# '06 Tails



## Death Knight (Mar 20, 2009)

Do the '06 tails fit in the '05s? I went to the parts department at my local gm dealer and no one was sure. If they do then does anyone want to trade their '06 tails for '05 ones? Because I sure dont want to pay 290 bucks....a piece


----------



## jpalamar (Jul 22, 2008)

They are the exact same thing, just black on the inside. They will fit.

You can usually find used 06 tails for like 250 a pair if you search forums and eBay.

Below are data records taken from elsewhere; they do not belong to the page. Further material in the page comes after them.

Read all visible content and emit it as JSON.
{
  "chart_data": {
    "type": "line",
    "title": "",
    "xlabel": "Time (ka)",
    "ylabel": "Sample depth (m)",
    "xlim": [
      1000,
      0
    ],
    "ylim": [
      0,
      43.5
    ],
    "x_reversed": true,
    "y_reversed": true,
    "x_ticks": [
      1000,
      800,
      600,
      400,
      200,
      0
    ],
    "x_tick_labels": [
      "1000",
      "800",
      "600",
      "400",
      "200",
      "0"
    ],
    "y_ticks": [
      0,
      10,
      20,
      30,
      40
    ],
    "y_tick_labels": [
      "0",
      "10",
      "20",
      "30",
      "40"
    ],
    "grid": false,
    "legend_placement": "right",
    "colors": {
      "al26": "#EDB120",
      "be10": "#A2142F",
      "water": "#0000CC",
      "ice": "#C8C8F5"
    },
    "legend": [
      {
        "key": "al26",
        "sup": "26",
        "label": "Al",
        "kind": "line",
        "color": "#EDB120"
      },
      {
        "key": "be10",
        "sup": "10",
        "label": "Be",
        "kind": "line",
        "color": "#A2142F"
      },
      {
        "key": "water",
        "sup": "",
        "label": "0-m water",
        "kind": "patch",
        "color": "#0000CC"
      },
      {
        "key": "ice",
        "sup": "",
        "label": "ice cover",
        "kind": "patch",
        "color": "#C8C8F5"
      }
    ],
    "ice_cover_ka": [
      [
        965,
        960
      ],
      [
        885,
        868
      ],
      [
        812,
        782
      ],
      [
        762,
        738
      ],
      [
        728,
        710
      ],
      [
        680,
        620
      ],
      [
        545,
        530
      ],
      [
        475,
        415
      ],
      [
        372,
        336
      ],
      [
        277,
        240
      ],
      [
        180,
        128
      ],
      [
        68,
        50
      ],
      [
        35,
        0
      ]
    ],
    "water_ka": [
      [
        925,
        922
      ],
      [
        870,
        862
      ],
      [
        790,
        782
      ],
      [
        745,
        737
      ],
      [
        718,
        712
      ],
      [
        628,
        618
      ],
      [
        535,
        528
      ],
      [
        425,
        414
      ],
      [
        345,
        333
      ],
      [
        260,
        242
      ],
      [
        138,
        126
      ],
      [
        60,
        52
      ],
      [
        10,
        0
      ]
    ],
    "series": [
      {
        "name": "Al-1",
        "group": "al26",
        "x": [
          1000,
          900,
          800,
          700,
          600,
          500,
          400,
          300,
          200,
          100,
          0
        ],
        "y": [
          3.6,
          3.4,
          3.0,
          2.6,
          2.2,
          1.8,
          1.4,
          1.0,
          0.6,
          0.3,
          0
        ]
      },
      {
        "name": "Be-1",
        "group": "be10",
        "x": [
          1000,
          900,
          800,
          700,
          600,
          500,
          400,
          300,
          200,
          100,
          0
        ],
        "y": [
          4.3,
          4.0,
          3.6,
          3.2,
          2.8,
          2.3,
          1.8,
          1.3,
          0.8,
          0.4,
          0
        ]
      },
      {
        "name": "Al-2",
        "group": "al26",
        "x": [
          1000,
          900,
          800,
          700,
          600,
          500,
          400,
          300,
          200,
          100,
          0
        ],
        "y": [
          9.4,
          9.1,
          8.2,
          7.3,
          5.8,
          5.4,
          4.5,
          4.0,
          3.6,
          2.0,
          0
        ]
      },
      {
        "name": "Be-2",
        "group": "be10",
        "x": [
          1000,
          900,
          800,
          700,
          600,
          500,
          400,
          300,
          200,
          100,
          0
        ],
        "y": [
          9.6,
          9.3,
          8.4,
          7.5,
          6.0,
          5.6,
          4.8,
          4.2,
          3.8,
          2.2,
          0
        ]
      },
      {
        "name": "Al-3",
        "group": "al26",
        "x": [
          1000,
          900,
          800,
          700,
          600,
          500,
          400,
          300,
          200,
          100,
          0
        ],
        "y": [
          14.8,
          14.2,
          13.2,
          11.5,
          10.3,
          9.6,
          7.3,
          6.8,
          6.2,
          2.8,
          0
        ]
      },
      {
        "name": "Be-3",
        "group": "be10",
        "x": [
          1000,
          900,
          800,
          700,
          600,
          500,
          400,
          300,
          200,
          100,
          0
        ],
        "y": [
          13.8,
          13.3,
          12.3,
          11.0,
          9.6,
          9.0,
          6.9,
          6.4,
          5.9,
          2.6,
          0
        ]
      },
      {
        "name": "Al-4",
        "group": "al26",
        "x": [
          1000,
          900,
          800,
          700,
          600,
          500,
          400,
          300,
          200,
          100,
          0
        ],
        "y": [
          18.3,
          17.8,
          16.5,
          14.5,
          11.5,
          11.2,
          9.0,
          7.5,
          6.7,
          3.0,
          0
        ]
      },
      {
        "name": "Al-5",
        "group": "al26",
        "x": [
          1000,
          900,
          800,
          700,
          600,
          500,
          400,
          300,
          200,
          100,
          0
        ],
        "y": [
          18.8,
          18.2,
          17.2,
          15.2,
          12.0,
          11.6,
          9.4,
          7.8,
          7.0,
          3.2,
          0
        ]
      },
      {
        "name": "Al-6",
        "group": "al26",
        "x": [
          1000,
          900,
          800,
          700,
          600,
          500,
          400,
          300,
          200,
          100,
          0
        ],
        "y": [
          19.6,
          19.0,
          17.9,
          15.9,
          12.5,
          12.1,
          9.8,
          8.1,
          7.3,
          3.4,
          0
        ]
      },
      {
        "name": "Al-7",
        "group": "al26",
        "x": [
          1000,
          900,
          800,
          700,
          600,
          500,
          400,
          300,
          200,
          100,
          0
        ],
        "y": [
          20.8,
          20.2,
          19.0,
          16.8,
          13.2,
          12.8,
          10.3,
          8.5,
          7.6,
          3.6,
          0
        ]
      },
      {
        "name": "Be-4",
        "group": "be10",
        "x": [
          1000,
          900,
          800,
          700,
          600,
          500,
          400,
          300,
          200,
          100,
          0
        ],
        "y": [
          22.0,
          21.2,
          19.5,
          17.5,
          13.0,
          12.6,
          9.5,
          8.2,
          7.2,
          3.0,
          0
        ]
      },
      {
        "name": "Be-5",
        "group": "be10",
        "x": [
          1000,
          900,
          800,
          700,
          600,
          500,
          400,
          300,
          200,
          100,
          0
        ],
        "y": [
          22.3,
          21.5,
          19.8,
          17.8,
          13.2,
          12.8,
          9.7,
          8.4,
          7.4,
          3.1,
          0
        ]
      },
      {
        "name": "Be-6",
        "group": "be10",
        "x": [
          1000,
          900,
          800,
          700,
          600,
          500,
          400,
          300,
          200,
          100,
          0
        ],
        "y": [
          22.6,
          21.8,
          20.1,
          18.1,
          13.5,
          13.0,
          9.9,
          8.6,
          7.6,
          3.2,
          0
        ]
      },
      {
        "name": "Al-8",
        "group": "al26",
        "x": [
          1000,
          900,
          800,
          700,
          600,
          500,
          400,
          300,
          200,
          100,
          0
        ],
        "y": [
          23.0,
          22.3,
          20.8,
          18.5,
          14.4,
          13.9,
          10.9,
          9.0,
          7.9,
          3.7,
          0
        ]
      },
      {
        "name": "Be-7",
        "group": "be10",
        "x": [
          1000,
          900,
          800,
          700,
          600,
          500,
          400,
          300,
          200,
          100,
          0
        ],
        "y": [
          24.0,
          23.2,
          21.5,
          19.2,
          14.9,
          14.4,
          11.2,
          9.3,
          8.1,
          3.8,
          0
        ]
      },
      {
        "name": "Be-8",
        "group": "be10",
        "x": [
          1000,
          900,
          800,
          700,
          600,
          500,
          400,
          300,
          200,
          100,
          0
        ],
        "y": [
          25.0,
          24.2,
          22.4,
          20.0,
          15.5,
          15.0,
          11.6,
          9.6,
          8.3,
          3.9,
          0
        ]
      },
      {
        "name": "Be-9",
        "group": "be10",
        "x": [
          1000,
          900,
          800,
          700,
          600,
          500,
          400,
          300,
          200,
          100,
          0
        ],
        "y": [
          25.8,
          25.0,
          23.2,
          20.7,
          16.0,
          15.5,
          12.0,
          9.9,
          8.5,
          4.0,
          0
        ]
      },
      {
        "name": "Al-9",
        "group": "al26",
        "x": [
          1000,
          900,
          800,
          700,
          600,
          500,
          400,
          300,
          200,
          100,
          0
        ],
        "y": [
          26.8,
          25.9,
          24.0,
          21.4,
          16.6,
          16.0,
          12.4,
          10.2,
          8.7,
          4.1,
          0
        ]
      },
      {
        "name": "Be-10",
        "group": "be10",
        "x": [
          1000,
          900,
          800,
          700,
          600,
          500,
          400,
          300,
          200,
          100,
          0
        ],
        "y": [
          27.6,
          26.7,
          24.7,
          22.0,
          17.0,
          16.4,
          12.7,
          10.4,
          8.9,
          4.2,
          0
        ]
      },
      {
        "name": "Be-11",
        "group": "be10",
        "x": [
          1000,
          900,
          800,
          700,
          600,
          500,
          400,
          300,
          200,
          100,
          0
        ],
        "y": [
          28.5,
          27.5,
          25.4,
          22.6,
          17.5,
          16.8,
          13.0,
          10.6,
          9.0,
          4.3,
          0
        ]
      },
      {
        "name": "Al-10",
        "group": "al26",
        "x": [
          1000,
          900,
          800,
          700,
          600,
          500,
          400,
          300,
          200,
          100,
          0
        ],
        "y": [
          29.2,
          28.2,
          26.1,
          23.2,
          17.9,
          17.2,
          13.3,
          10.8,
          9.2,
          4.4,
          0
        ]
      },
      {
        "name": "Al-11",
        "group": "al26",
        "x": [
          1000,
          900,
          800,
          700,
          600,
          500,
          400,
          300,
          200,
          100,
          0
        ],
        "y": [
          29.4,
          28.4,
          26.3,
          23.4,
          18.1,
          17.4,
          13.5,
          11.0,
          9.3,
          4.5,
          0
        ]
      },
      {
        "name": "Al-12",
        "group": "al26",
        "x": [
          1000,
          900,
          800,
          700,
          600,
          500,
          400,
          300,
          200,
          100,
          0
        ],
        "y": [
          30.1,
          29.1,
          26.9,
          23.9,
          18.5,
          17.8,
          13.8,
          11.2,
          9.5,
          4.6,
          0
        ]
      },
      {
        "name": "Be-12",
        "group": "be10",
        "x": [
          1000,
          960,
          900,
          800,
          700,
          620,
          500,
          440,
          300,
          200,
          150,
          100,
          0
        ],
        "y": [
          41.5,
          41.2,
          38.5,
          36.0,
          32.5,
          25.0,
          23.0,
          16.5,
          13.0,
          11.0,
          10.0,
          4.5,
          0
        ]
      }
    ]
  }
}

You can also tint your tails and they look great.


----------



## GM4life (Mar 18, 2007)

Death Knight said:


> Do the '06 tails fit in the '05s? I went to the parts department at my local gm dealer and no one was sure. If they do then does anyone want to trade their '06 tails for '05 ones? Because I sure dont want to pay 290 bucks....a piece


Yes they will fit, I have 06 tails on my 04. Thats alot of coin, glad I bought mine back in the day when they was about $99 a piece. Most likely the dealership will charge you full price. Find them online cheaper ebay, Genuine Factory Replacement Parts & Accessories . Look around man thats alot of money.


----------



## Northeast Rod Run (Oct 29, 2008)

back in 2007 I paid about $112 each for mine, when I put them in my '04


----------



## macgto7004 (Jul 22, 2007)

I only paid $237 a pair brand new from GMPartshouse. Unfortunately, i now see they are $228/ea! Wow, have times changed!

mac


----------



## jpalamar (Jul 22, 2008)

I Nite Shaded mine with clear for $50 bucks.


----------



## Justice (Oct 9, 2005)

My 04 got nicked by an airport shuttle bus and damaged the rear corner. Got both lights replaced with 06 tails under the cost of the repair.


----------



## GM4life (Mar 18, 2007)

Justice said:


> My 04 got nicked by an airport shuttle bus and damaged the rear corner. Got both lights replaced with 06 tails under the cost of the repair.


Thats a nice score right there.


----------